Photo detail: Lance Pressl
Red
the power of red
Red is the most immediate of colors. It advances toward the eye before the mind has time to interpret it. Long before it becomes symbol, it is sensation — heat, urgency, presence.
Across cultures and centuries, red has carried meanings that are both deeply personal and universally understood. It is the color of blood and fire, of warning and celebration, of devotion, danger, love, anger, courage, and sacrifice. It can signal life at its most vital and violence at its most destructive. Few colors hold such contradictory power.
In photography, red behaves differently than other colors. It refuses neutrality. Even in small amounts it alters the emotional temperature of an image, pulling the viewer’s attention and reshaping the visual balance of the frame. Sometimes it dominates the photograph; sometimes it appears as a single pulse within a quieter field. In either case, it changes how the photograph is felt.
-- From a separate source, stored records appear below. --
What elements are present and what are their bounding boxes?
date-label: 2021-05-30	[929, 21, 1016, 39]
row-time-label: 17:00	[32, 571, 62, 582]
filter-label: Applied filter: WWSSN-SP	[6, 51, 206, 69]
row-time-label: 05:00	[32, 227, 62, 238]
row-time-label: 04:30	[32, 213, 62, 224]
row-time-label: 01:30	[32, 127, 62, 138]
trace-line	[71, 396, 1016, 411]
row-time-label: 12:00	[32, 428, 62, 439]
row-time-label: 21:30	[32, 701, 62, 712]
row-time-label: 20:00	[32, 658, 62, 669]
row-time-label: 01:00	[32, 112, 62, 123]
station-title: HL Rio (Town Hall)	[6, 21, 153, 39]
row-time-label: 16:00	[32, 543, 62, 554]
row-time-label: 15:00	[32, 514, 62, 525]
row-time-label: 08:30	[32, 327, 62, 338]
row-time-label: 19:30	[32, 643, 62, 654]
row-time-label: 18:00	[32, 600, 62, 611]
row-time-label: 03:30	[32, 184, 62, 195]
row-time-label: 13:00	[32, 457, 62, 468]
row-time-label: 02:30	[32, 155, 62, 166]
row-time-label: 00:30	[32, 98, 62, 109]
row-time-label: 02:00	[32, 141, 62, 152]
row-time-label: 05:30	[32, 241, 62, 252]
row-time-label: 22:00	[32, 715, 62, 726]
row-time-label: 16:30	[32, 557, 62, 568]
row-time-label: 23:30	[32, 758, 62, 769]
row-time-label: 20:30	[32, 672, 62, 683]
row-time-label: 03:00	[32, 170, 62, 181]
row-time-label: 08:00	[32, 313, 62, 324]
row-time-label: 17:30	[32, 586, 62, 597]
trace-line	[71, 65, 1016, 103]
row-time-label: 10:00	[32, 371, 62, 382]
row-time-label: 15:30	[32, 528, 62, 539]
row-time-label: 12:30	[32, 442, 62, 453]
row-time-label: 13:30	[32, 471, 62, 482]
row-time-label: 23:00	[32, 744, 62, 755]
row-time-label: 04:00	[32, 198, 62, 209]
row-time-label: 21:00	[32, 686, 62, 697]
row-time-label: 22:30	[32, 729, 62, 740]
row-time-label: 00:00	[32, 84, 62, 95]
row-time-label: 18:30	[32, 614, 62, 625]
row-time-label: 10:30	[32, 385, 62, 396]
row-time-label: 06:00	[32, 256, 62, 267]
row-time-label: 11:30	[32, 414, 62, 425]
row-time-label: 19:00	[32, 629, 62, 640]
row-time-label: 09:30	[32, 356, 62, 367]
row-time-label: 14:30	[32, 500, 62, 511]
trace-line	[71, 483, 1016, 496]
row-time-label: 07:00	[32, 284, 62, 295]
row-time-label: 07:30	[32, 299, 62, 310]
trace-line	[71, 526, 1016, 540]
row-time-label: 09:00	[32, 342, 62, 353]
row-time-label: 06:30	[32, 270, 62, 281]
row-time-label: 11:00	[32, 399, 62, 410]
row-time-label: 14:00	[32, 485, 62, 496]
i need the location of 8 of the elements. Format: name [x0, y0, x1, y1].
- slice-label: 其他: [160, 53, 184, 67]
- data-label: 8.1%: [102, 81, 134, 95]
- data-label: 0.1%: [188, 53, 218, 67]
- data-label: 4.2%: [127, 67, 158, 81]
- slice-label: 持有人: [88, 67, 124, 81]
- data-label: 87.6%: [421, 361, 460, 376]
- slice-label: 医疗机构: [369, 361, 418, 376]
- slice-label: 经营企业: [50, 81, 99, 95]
The works in Red - the power of red explore this force in many forms. Some photographs use red as a structural element — a surface, a garment, a wall, a sign — anchoring the composition. Others allow it to emerge as a moment of intensity within everyday life. In some images red speaks of intimacy and human presence; in others it suggests warning, tension, or transformation.
What unites these photographs is not subject matter but the recognition that red is never passive. It acts within the photograph. It pushes forward, interrupts calm, intensifies atmosphere, and sometimes becomes the emotional center of the image itself.
This exhibition brings together photographers who understand that color can carry meaning as powerfully as subject or gesture. In these works, red is not simply seen — it is felt.